Dallas (April 12, 2016)—To keep Medicare’s spending in check, reform solutions may necessitate an increase in the share of senior health care paid for by the senior population, according to a new study by the National Center for Policy Analysis (NCPA) Senior Fellows Andrew J. Rettenmaier and Thomas R. Saving.
“Over the past 50 years, Medicare spending has risen and, on average, seniors have received benefits that are increasing relative to their preretirement incomes,” write Rettenmaier and Saving. “But program costs are expected to continue growing as a share of GDP, according to Medicare Trustees and Congressional Budget Office forecasts. The contrast between the baseline forecast, that assumes all of the Affordable Care Act’s spending constraints actually hold, and the higher, more realistic alternative forecast illustrates that magnitude of the financing divide that must be bridged.”
Saving and Rettenmaier suggest four options for reforming Medicare:
- Raise Beneficiary Premiums to Cover Excess Cost Growth. Reducing federal per-capita Medicare spending growth in the alternative forecast to the baseline estimates from the 2015 Trustees Report could be accomplished by raising seniors' premiums.
- Raise Deductibles and Copays to Limit Spending to the Baseline Forecast. Retirees would then be responsible for the rising cost-sharing this option requires. Means-tested contributions to Health Savings Accounts (HSAs) by the federal government could complement the reformed insurance.
- Constrain the Federal Payment Rate by Procedure and Service. Rather than paying the CMS-determined reimbursement to each provider, Medicare would give those amounts to the participants. Over time, a real market would emerge for health care due to seniors’ demand for lower prices.
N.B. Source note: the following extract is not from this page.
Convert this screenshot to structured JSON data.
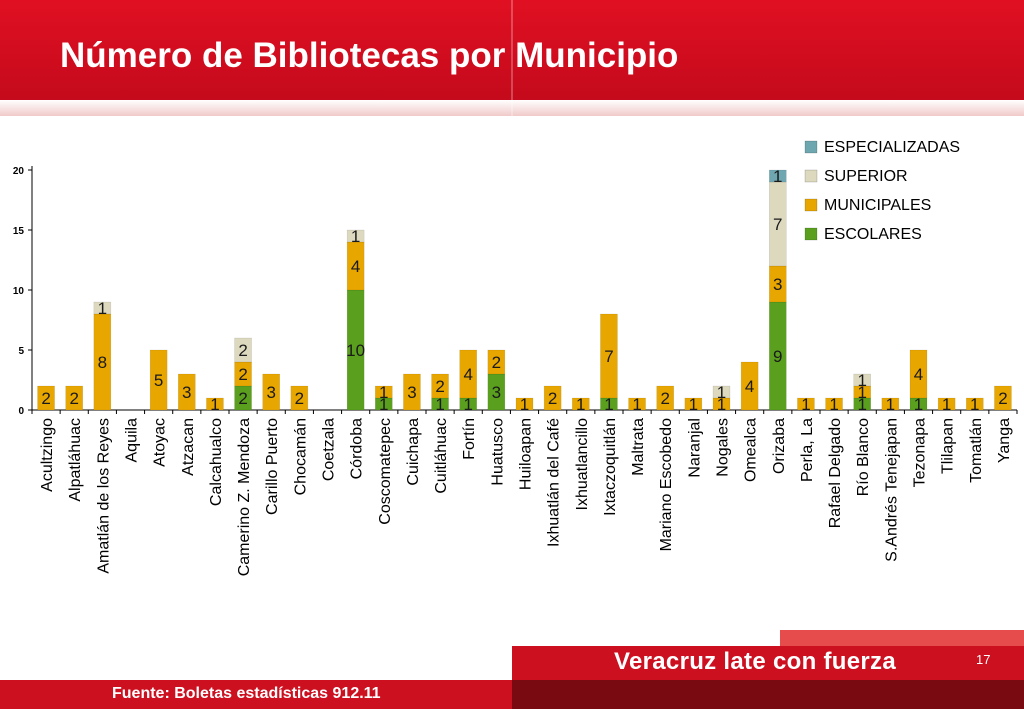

- Premium Support Payments that Rise at the Same Rate as Per-capita GDP. This would offer a significant level of both individual choice and individual payment responsibility, while limiting the role of CMS in the Medicare market. In its simplest form, this option provides average premium support payments that in aggregate follow the Trustees baseline forecast.
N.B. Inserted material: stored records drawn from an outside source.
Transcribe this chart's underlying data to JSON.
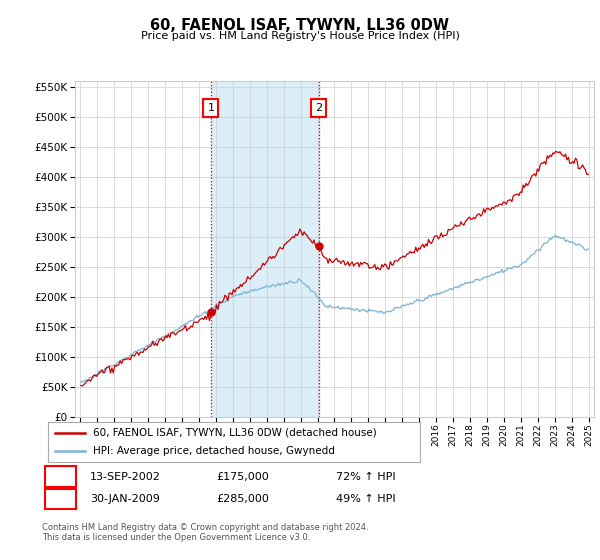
{
  "title": "60, FAENOL ISAF, TYWYN, LL36 0DW",
  "subtitle": "Price paid vs. HM Land Registry's House Price Index (HPI)",
  "legend_line1": "60, FAENOL ISAF, TYWYN, LL36 0DW (detached house)",
  "legend_line2": "HPI: Average price, detached house, Gwynedd",
  "table_rows": [
    {
      "num": "1",
      "date": "13-SEP-2002",
      "price": "£175,000",
      "change": "72% ↑ HPI"
    },
    {
      "num": "2",
      "date": "30-JAN-2009",
      "price": "£285,000",
      "change": "49% ↑ HPI"
    }
  ],
  "footnote1": "Contains HM Land Registry data © Crown copyright and database right 2024.",
  "footnote2": "This data is licensed under the Open Government Licence v3.0.",
  "sale1_x": 2002.71,
  "sale1_y": 175000,
  "sale2_x": 2009.08,
  "sale2_y": 285000,
  "hpi_color": "#7ab3d4",
  "price_color": "#cc0000",
  "shade_color": "#dceef8",
  "background_color": "#ffffff",
  "grid_color": "#cccccc",
  "ylim": [
    0,
    560000
  ],
  "xlim_start": 1994.7,
  "xlim_end": 2025.3,
  "yticks": [
    0,
    50000,
    100000,
    150000,
    200000,
    250000,
    300000,
    350000,
    400000,
    450000,
    500000,
    550000
  ]
}
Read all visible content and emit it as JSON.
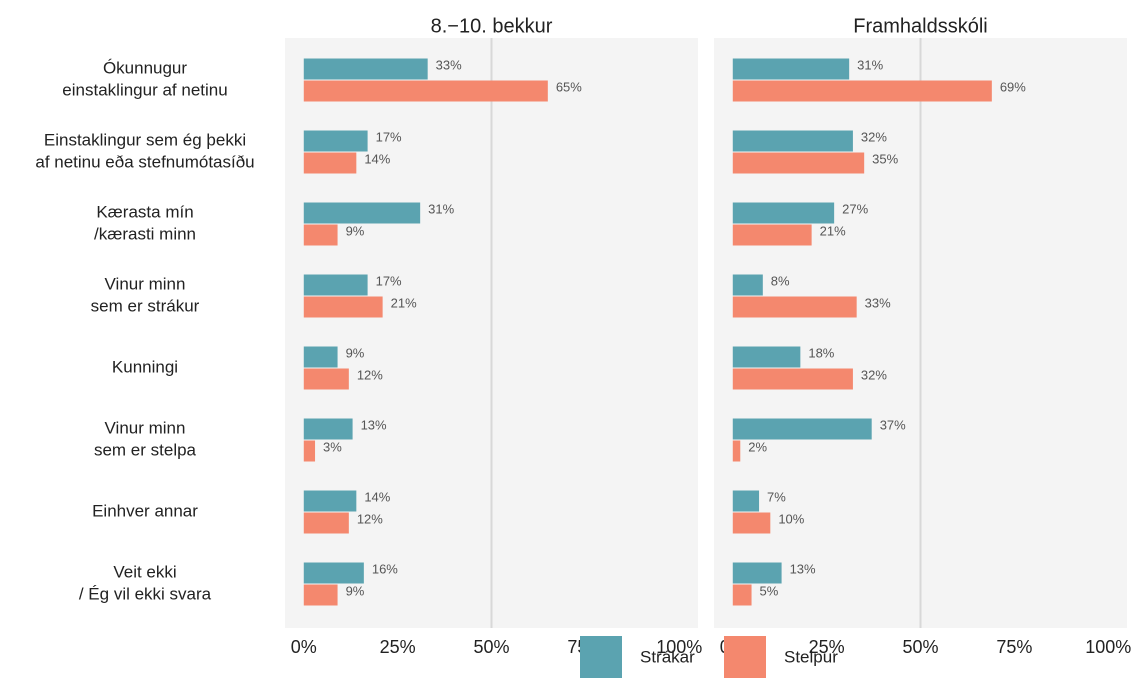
{
  "chart_data": {
    "type": "bar",
    "orientation": "horizontal",
    "categories": [
      [
        "Ókunnugur",
        "einstaklingur af netinu"
      ],
      [
        "Einstaklingur sem ég þekki",
        "af netinu eða stefnumótasíðu"
      ],
      [
        "Kærasta mín",
        "/kærasti minn"
      ],
      [
        "Vinur minn",
        "sem er strákur"
      ],
      [
        "Kunningi"
      ],
      [
        "Vinur minn",
        "sem er stelpa"
      ],
      [
        "Einhver annar"
      ],
      [
        "Veit ekki",
        "/ Ég vil ekki svara"
      ]
    ],
    "series": [
      {
        "name": "Strákar",
        "color": "#5ba3b0"
      },
      {
        "name": "Stelpur",
        "color": "#f4886e"
      }
    ],
    "panels": [
      {
        "title": "8.−10. bekkur",
        "series": [
          {
            "values": [
              33,
              17,
              31,
              17,
              9,
              13,
              14,
              16
            ],
            "value_labels": [
              "33%",
              "17%",
              "31%",
              "17%",
              "9%",
              "13%",
              "14%",
              "16%"
            ]
          },
          {
            "values": [
              65,
              14,
              9,
              21,
              12,
              3,
              12,
              9
            ],
            "value_labels": [
              "65%",
              "14%",
              "9%",
              "21%",
              "12%",
              "3%",
              "12%",
              "9%"
            ]
          }
        ]
      },
      {
        "title": "Framhaldsskóli",
        "series": [
          {
            "values": [
              31,
              32,
              27,
              8,
              18,
              37,
              7,
              13
            ],
            "value_labels": [
              "31%",
              "32%",
              "27%",
              "8%",
              "18%",
              "37%",
              "7%",
              "13%"
            ]
          },
          {
            "values": [
              69,
              35,
              21,
              33,
              32,
              2,
              10,
              5
            ],
            "value_labels": [
              "69%",
              "35%",
              "21%",
              "33%",
              "32%",
              "2%",
              "10%",
              "5%"
            ]
          }
        ]
      }
    ],
    "xlim": [
      -5,
      105
    ],
    "xticks": [
      {
        "value": 0,
        "label": "0%"
      },
      {
        "value": 25,
        "label": "25%"
      },
      {
        "value": 50,
        "label": "50%"
      },
      {
        "value": 75,
        "label": "75%"
      },
      {
        "value": 100,
        "label": "100%"
      }
    ],
    "xgrid": [
      50
    ],
    "legend": "bottom"
  }
}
These proposals would bring the per-capita federal cost growth of Medicare, the taxpayer burden, in line with the per-capita growth of GDP and all four can incorporate premium payments, deductibles, co-payments, or contributions that vary by lifetime income.
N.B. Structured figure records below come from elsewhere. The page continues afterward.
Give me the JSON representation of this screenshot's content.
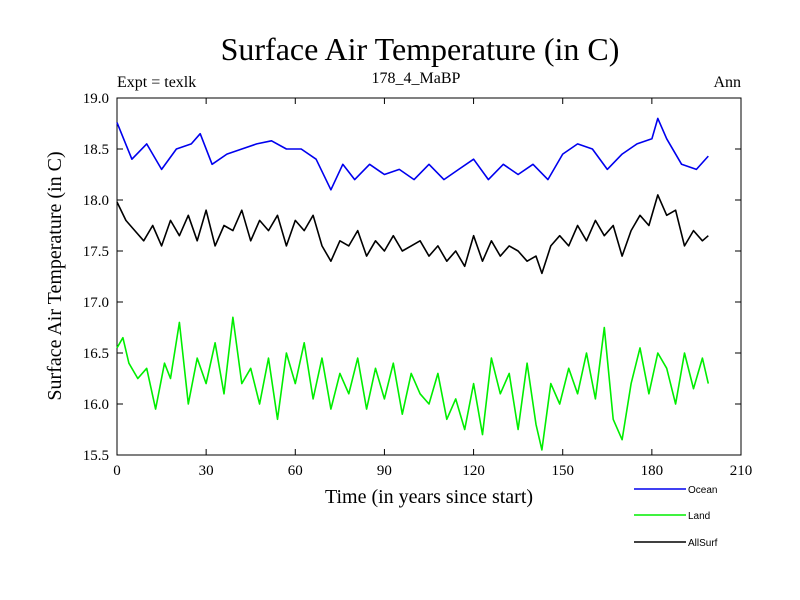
{
  "chart_data": {
    "type": "line",
    "title": "Surface Air Temperature (in C)",
    "subtitle": "178_4_MaBP",
    "left_note": "Expt = texlk",
    "right_note": "Ann",
    "xlabel": "Time (in years since start)",
    "ylabel": "Surface Air Temperature (in C)",
    "xlim": [
      0,
      210
    ],
    "ylim": [
      15.5,
      19.0
    ],
    "xticks": [
      "0",
      "30",
      "60",
      "90",
      "120",
      "150",
      "180",
      "210"
    ],
    "yticks": [
      "15.5",
      "16.0",
      "16.5",
      "17.0",
      "17.5",
      "18.0",
      "18.5",
      "19.0"
    ],
    "legend": [
      {
        "name": "Ocean",
        "color": "#0000ee"
      },
      {
        "name": "Land",
        "color": "#00ee00"
      },
      {
        "name": "AllSurf",
        "color": "#000000"
      }
    ],
    "series": [
      {
        "name": "Ocean",
        "color": "#0000ee",
        "x": [
          0,
          5,
          10,
          15,
          20,
          25,
          28,
          32,
          37,
          42,
          47,
          52,
          57,
          62,
          67,
          72,
          76,
          80,
          85,
          90,
          95,
          100,
          105,
          110,
          115,
          120,
          125,
          130,
          135,
          140,
          145,
          150,
          155,
          160,
          165,
          170,
          175,
          180,
          182,
          185,
          190,
          195,
          199
        ],
        "values": [
          18.76,
          18.4,
          18.55,
          18.3,
          18.5,
          18.55,
          18.65,
          18.35,
          18.45,
          18.5,
          18.55,
          18.58,
          18.5,
          18.5,
          18.4,
          18.1,
          18.35,
          18.2,
          18.35,
          18.25,
          18.3,
          18.2,
          18.35,
          18.2,
          18.3,
          18.4,
          18.2,
          18.35,
          18.25,
          18.35,
          18.2,
          18.45,
          18.55,
          18.5,
          18.3,
          18.45,
          18.55,
          18.6,
          18.8,
          18.6,
          18.35,
          18.3,
          18.43
        ]
      },
      {
        "name": "Land",
        "color": "#00ee00",
        "x": [
          0,
          2,
          4,
          7,
          10,
          13,
          16,
          18,
          21,
          24,
          27,
          30,
          33,
          36,
          39,
          42,
          45,
          48,
          51,
          54,
          57,
          60,
          63,
          66,
          69,
          72,
          75,
          78,
          81,
          84,
          87,
          90,
          93,
          96,
          99,
          102,
          105,
          108,
          111,
          114,
          117,
          120,
          123,
          126,
          129,
          132,
          135,
          138,
          141,
          143,
          146,
          149,
          152,
          155,
          158,
          161,
          164,
          167,
          170,
          173,
          176,
          179,
          182,
          185,
          188,
          191,
          194,
          197,
          199
        ],
        "values": [
          16.55,
          16.65,
          16.4,
          16.25,
          16.35,
          15.95,
          16.4,
          16.25,
          16.8,
          16.0,
          16.45,
          16.2,
          16.6,
          16.1,
          16.85,
          16.2,
          16.35,
          16.0,
          16.45,
          15.85,
          16.5,
          16.2,
          16.6,
          16.05,
          16.45,
          15.95,
          16.3,
          16.1,
          16.45,
          15.95,
          16.35,
          16.05,
          16.4,
          15.9,
          16.3,
          16.1,
          16.0,
          16.3,
          15.85,
          16.05,
          15.75,
          16.2,
          15.7,
          16.45,
          16.1,
          16.3,
          15.75,
          16.4,
          15.8,
          15.55,
          16.2,
          16.0,
          16.35,
          16.1,
          16.5,
          16.05,
          16.75,
          15.85,
          15.65,
          16.2,
          16.55,
          16.1,
          16.5,
          16.35,
          16.0,
          16.5,
          16.15,
          16.45,
          16.2
        ]
      },
      {
        "name": "AllSurf",
        "color": "#000000",
        "x": [
          0,
          3,
          6,
          9,
          12,
          15,
          18,
          21,
          24,
          27,
          30,
          33,
          36,
          39,
          42,
          45,
          48,
          51,
          54,
          57,
          60,
          63,
          66,
          69,
          72,
          75,
          78,
          81,
          84,
          87,
          90,
          93,
          96,
          99,
          102,
          105,
          108,
          111,
          114,
          117,
          120,
          123,
          126,
          129,
          132,
          135,
          138,
          141,
          143,
          146,
          149,
          152,
          155,
          158,
          161,
          164,
          167,
          170,
          173,
          176,
          179,
          182,
          185,
          188,
          191,
          194,
          197,
          199
        ],
        "values": [
          17.98,
          17.8,
          17.7,
          17.6,
          17.75,
          17.55,
          17.8,
          17.65,
          17.85,
          17.6,
          17.9,
          17.55,
          17.75,
          17.7,
          17.9,
          17.6,
          17.8,
          17.7,
          17.85,
          17.55,
          17.8,
          17.7,
          17.85,
          17.55,
          17.4,
          17.6,
          17.55,
          17.7,
          17.45,
          17.6,
          17.5,
          17.65,
          17.5,
          17.55,
          17.6,
          17.45,
          17.55,
          17.4,
          17.5,
          17.35,
          17.65,
          17.4,
          17.6,
          17.45,
          17.55,
          17.5,
          17.4,
          17.45,
          17.28,
          17.55,
          17.65,
          17.55,
          17.75,
          17.6,
          17.8,
          17.65,
          17.75,
          17.45,
          17.7,
          17.85,
          17.75,
          18.05,
          17.85,
          17.9,
          17.55,
          17.7,
          17.6,
          17.65
        ]
      }
    ]
  }
}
“While it is unlikely that Medicare beneficiaries’ health care consumption will be constrained to the Medicare Trustees’ baseline forecast, it is not unreasonable to use the baseline forecast as the target for taxpayers’ support of the program,” said Rettenmaier. These four reforms options can accomplish the goal of bringing the more realistic Trustee alternative forecast of federal Medicare expenditure down to the level of the Trustees’ baseline forecast.”
The study is co-authored by former Medicare Trustee and NCPA Senior Fellow Thomas R. Saving and NPCA Senior Fellow Andrew J. Rettenmaier, both from the Private Enterprise Research Center (PERC) at Texas A&M University.